An explanation for patients being hospitalised rather than staying at home in the last phase of life might be found in our finding that hospitalisation took place in an acute episode in 73 % of cases. Acute episodes can be expected at the end of life and therefore it is recommended to anticipate patients' needs [20]. Ways of anticipating that can be successful in reducing hospitalisations are the availability of appropriate “as needed” medication to be used in acute episodes at home [21], information transfer from GPs to the out-of-hours general practice and the monitoring of symptoms and timely discussions with the patient/family about their preferences and what can happen at the end of life [2224].

Illness trajectories

This study compared the hospitalisation of cancer patients with that of non-cancer patients. It enables us to relate our results to the different illness trajectories described by Lynn and Adamson [10] and Murray et al. [11]. Firstly, they distinguished a common cancer end-of-life trajectory characterised by a period of relatively good functioning with a rapid and reasonably predictable decline in clinical status and a foreseen death. Secondly, two trajectories were distinguished for non-cancer patients: a trajectory for patients with organ failure such as COPD and heart failure, and a trajectory for frail patients, such as dementia patients. Both illness trajectories are characterised by a slow functional decline, which may end in an acute event. The acute event for patients with an organ disease often concerns an acute exacerbation. For frail patients, the acute event often concerns pneumonia [10, 11] With these common illness trajectories in mind, one would expect that compared with non-cancer patients, cancer patients would be less likely to have a curative treatment goal. In relation to this, one would also expect that the approaching death is more likely to be foreseen in cancer patients. Our results do indeed point in this direction: 6 % of the cancer patients had a curative treatment goal versus 22 % of the non-cancer patients, and at the time of the last hospitalisation, the predicted life expectancy was a few weeks or less for 50 % of cancer patients as opposed to 22 % of non-cancer patients. The fact that the approach of death is more difficult to foresee in non-cancer patients may hamper a timely start to palliative care in this group. Other studies also indicate that it is difficult to identify when palliative care starts for non-cancer patients [2527]. Therefore, more education and research is needed to identify when palliative care starts in non-cancer patients. With the more predictable cancer trajectory in mind, one would also expect that hospitalisation in cancer patients would be less likely to involve an acute episode. However, we did not find this in our study, suggesting the need for better anticipation in all patients in the last phase of life.

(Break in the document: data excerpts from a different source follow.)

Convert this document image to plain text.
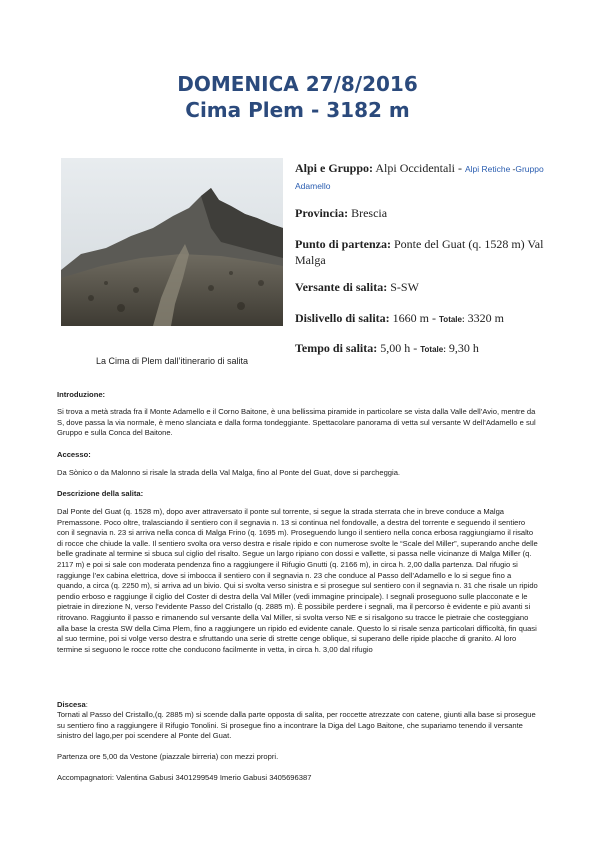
DOMENICA 27/8/2016
Cima Plem - 3182 m
La Cima di Plem dall’itinerario di salita
Alpi e Gruppo: Alpi Occidentali - Alpi Retiche -Gruppo Adamello
Provincia: Brescia
Punto di partenza: Ponte del Guat (q. 1528 m) Val Malga
Versante di salita: S-SW
Dislivello di salita: 1660 m - Totale: 3320 m
Tempo di salita: 5,00 h - Totale: 9,30 h
Introduzione:
Si trova a metà strada fra il Monte Adamello e il Corno Baitone, è una bellissima piramide in particolare se vista dalla Valle dell’Avio, mentre da S, dove passa la via normale, è meno slanciata e dalla forma tondeggiante. Spettacolare panorama di vetta sul versante W dell’Adamello e sul Gruppo e sulla Conca del Baitone.
Accesso:
Da Sònico o da Malonno si risale la strada della Val Malga, fino al Ponte del Guat, dove si parcheggia.
Descrizione della salita:
Dal Ponte del Guat (q. 1528 m), dopo aver attraversato il ponte sul torrente, si segue la strada sterrata che in breve conduce a Malga Premassone. Poco oltre, tralasciando il sentiero con il segnavia n. 13 si continua nel fondovalle, a destra del torrente e seguendo il sentiero con il segnavia n. 23 si arriva nella conca di Malga Frino (q. 1695 m). Proseguendo lungo il sentiero nella conca erbosa raggiungiamo il risalto di rocce che chiude la valle. Il sentiero svolta ora verso destra e risale ripido e con numerose svolte le “Scale del Miller”, superando anche delle belle gradinate al termine si sbuca sul ciglio del risalto. Segue un largo ripiano con dossi e vallette, si passa nelle vicinanze di Malga Miller (q. 2117 m) e poi si sale con moderata pendenza fino a raggiungere il Rifugio Gnutti (q. 2166 m), in circa h. 2,00 dalla partenza. Dal rifugio si raggiunge l’ex cabina elettrica, dove si imbocca il sentiero con il segnavia n. 23 che conduce al Passo dell’Adamello e lo si segue fino a quando, a circa (q. 2250 m), si arriva ad un bivio. Qui si svolta verso sinistra e si prosegue sul sentiero con il segnavia n. 31 che risale un ripido pendio erboso e raggiunge il ciglio del Coster di destra della Val Miller (vedi immagine principale). I segnali proseguono sulle placconate e le pietraie in direzione N, verso l’evidente Passo del Cristallo (q. 2885 m). È possibile perdere i segnali, ma il percorso è evidente e più avanti si ritrovano. Raggiunto il passo e rimanendo sul versante della Val Miller, si svolta verso NE e si risalgono su tracce le pietraie che costeggiano alla base la cresta SW della Cima Plem, fino a raggiungere un ripido ed evidente canale. Questo lo si risale senza particolari difficoltà, fin quasi al suo termine, poi si volge verso destra e sfruttando una serie di strette cenge oblique, si superano delle ripide placche di granito. Al loro termine si seguono le rocce rotte che conducono facilmente in vetta, in circa h. 3,00 dal rifugio
Discesa:
Tornati al Passo del Cristallo,(q. 2885 m) si scende dalla parte opposta di salita, per roccette atrezzate con catene, giunti alla base si prosegue su sentiero fino a raggiungere il Rifugio Tonolini. Si prosegue fino a incontrare la Diga del Lago Baitone, che supariamo tenendo il versante sinistro del lago,per poi scendere al Ponte del Guat.
Partenza ore 5,00 da Vestone (piazzale birreria) con mezzi propri.
Accompagnatori: Valentina Gabusi 3401299549 Imerio Gabusi 3405696387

Implications for research and practice

It is important for professionals to understand the main reasons and characteristics of hospitalisations at the end of life and the differences between cancer and non-cancer patients in order to reduce hospitalisations at the end of life. Anticipating hospitalisations requires monitoring of common symptoms, such as respiratory problems in all patients and digestive problems in cancer patients. In addition, it is important to have timely discussions with the patient and family about the preferences for hospital or home treatment in the case of acute episodes. Further studies are needed on effective ways to anticipate evolving and increasing symptoms early in the disease trajectory to avoid acute episodes and hence reduce hospitalisations at the end of life.